On May 1, 1946, Aboriginal workers in the Pilbara went on strike for better wages. Aboriginal workers walked off around 25 pastoral stations. Some 800 people were involved, including 66 men who were jailed during 1947.

Don McLeod, a whitefella assisting with the strike, wrote in his 1984 book How the West was Lost: "By 1949, many of the strikers had tasted jail life and the ringleaders had been in and out of jail like clockwork. No doubt it was hoped that the stereotype Blackfellow ... would by then have been dragooned back in to the official service of giving labour in order that certain people might become richer still. Nothing that either the state or the police did could shake their solidarity.

"Over 60 of our strikers filled the jails from Roebourne to Port Hedland. A further 13 were being held without bail in Marble Bar for their action in persuading the workers to walk off Noreena Downs Station ... [this made] 19th century Alabama plantation seem progressive by comparison."

So it was during this time that some strikers won better wages and conditions on Mt Edgar and Limestone stations, which then become the standard for the Pilbara.

McLeod notes that the Seamen's Union at the time had declared Pilbara wool "black" and said they would refuse to handle it. The wool was carried by state ships with the taxpayers subsidising the squatters in this fashion.

During the strike years, Aboriginal people supported themselves on kangaroo and seasonal bush tucker. The strike went on for some years and some people say they are still on strike today — that they will never return to the stations to live and work under the squatters.

The efforts of people like McLeod and groups like the Seamen's Union and the Communist Party, who supported the Aboriginal people, aided in the success of the strike.
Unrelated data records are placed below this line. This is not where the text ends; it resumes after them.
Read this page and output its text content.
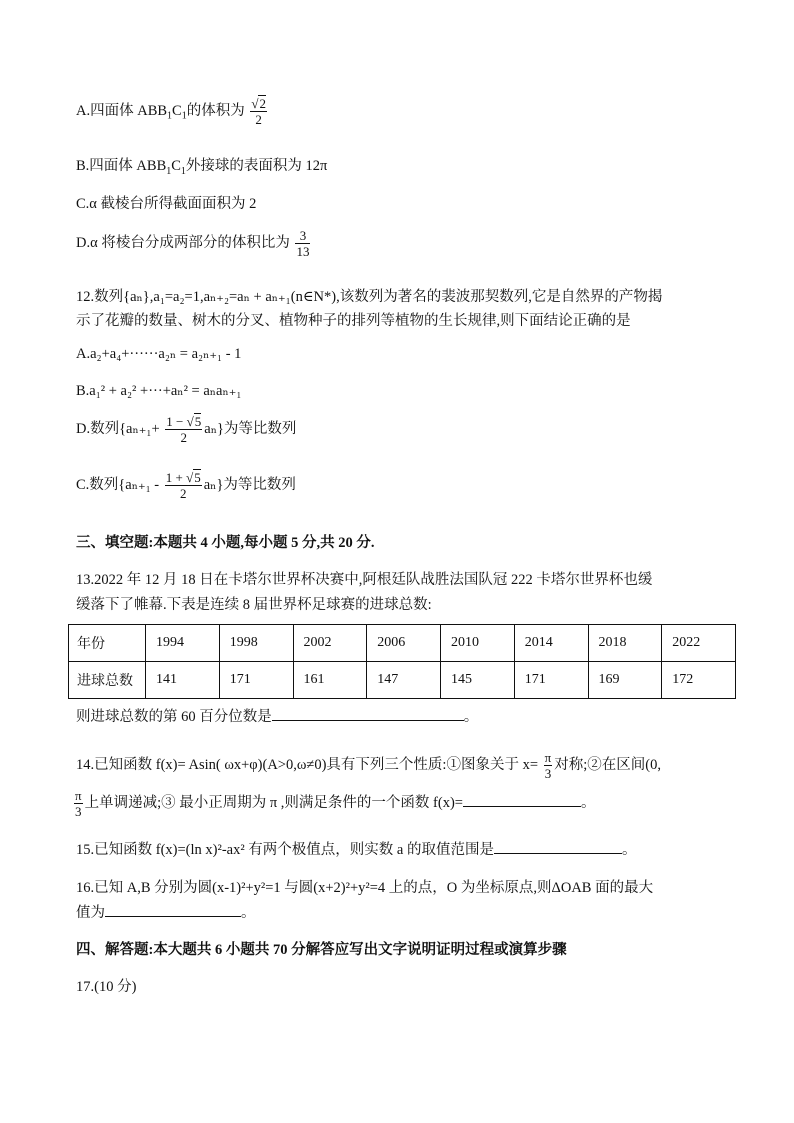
A.四面体 $ABB_1C_1$的体积为 $\frac{√2}{2}$
B.四面体 $ABB_1C_1$外接球的表面积为 12π
C.α 截棱台所得截面面积为 2
D.α 将棱台分成两部分的体积比为 $\frac{3}{13}$
12.数列{aₙ},a₁=a₂=1,aₙ₊₂=aₙ + aₙ₊₁(n∈N*),该数列为著名的裴波那契数列,它是自然界的产物揭
示了花瓣的数量、树木的分叉、植物种子的排列等植物的生长规律,则下面结论正确的是
A.a₂+a₄+······a₂ₙ = a₂ₙ₊₁ - 1
B.a₁² + a₂² +···+aₙ² = aₙaₙ₊₁
D.数列$\{a_{n+1}+ \frac{1 - √5}{2} a_n\}$为等比数列
C.数列$\{a_{n+1} - \frac{1 + √5}{2} a_n\}$为等比数列
三、填空题:本题共 4 小题,每小题 5 分,共 20 分.
13.2022 年 12 月 18 日在卡塔尔世界杯决赛中,阿根廷队战胜法国队冠 222 卡塔尔世界杯也缓
缓落下了帷幕.下表是连续 8 届世界杯足球赛的进球总数:
年份	1994	1998	2002	2006	2010	2014	2018	2022
进球总数	141	171	161	147	145	171	169	172
则进球总数的第 60 百分位数是	。
14.已知函数 f(x)= Asin( ωx+φ)(A>0,ω≠0)具有下列三个性质:①图象关于 $x= \frac{\pi}{3}$ 对称;②在区间(0,
$\frac{\pi}{3}$ 上单调递减;③ 最小正周期为 π ,则满足条件的一个函数 f(x)=	。
15.已知函数 f(x)=(ln x)²-ax² 有两个极值点，则实数 a 的取值范围是	。
16.已知 A,B 分别为圆(x-1)²+y²=1 与圆(x+2)²+y²=4 上的点，O 为坐标原点,则ΔOAB 面的最大
值为	。
四、解答题:本大题共 6 小题共 70 分解答应写出文字说明证明过程或演算步骤
17.(10 分)
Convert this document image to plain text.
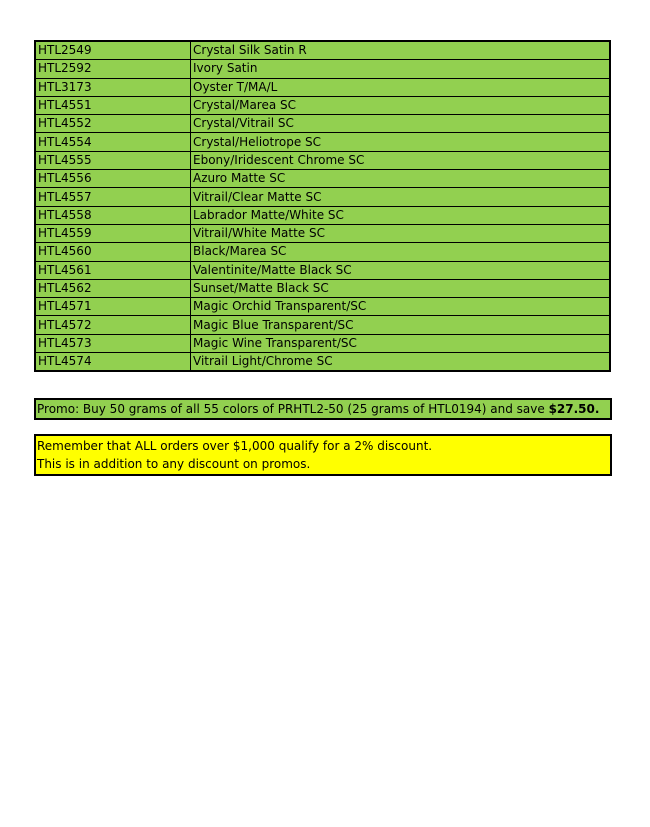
HTL2549	Crystal Silk Satin R
HTL2592	Ivory Satin
HTL3173	Oyster T/MA/L
HTL4551	Crystal/Marea SC
HTL4552	Crystal/Vitrail SC
HTL4554	Crystal/Heliotrope SC
HTL4555	Ebony/Iridescent Chrome SC
HTL4556	Azuro Matte SC
HTL4557	Vitrail/Clear Matte SC
HTL4558	Labrador Matte/White SC
HTL4559	Vitrail/White Matte SC
HTL4560	Black/Marea SC
HTL4561	Valentinite/Matte Black SC
HTL4562	Sunset/Matte Black SC
HTL4571	Magic Orchid Transparent/SC
HTL4572	Magic Blue Transparent/SC
HTL4573	Magic Wine Transparent/SC
HTL4574	Vitrail Light/Chrome SC
Promo: Buy 50 grams of all 55 colors of PRHTL2-50 (25 grams of HTL0194) and save $27.50.
Remember that ALL orders over $1,000 qualify for a 2% discount.
This is in addition to any discount on promos.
The century of oppressive laws that began with the Aborigines Act of 1905 meant that people were transported as children to be incarcerated in missions where they received training as a cheap labour work force until their release to toil for the benefit of white pastoralists and farmers. These efforts increased the numbers of the Stolen Generations.

They were only paid a fraction for their efforts, if at all. When will these Australians enjoy all the true benefits from any of their labour?

[Jan Cowan is a member of the Perth branch of the Socialist Alliance.]

From Green Left Weekly, June 1, 2005.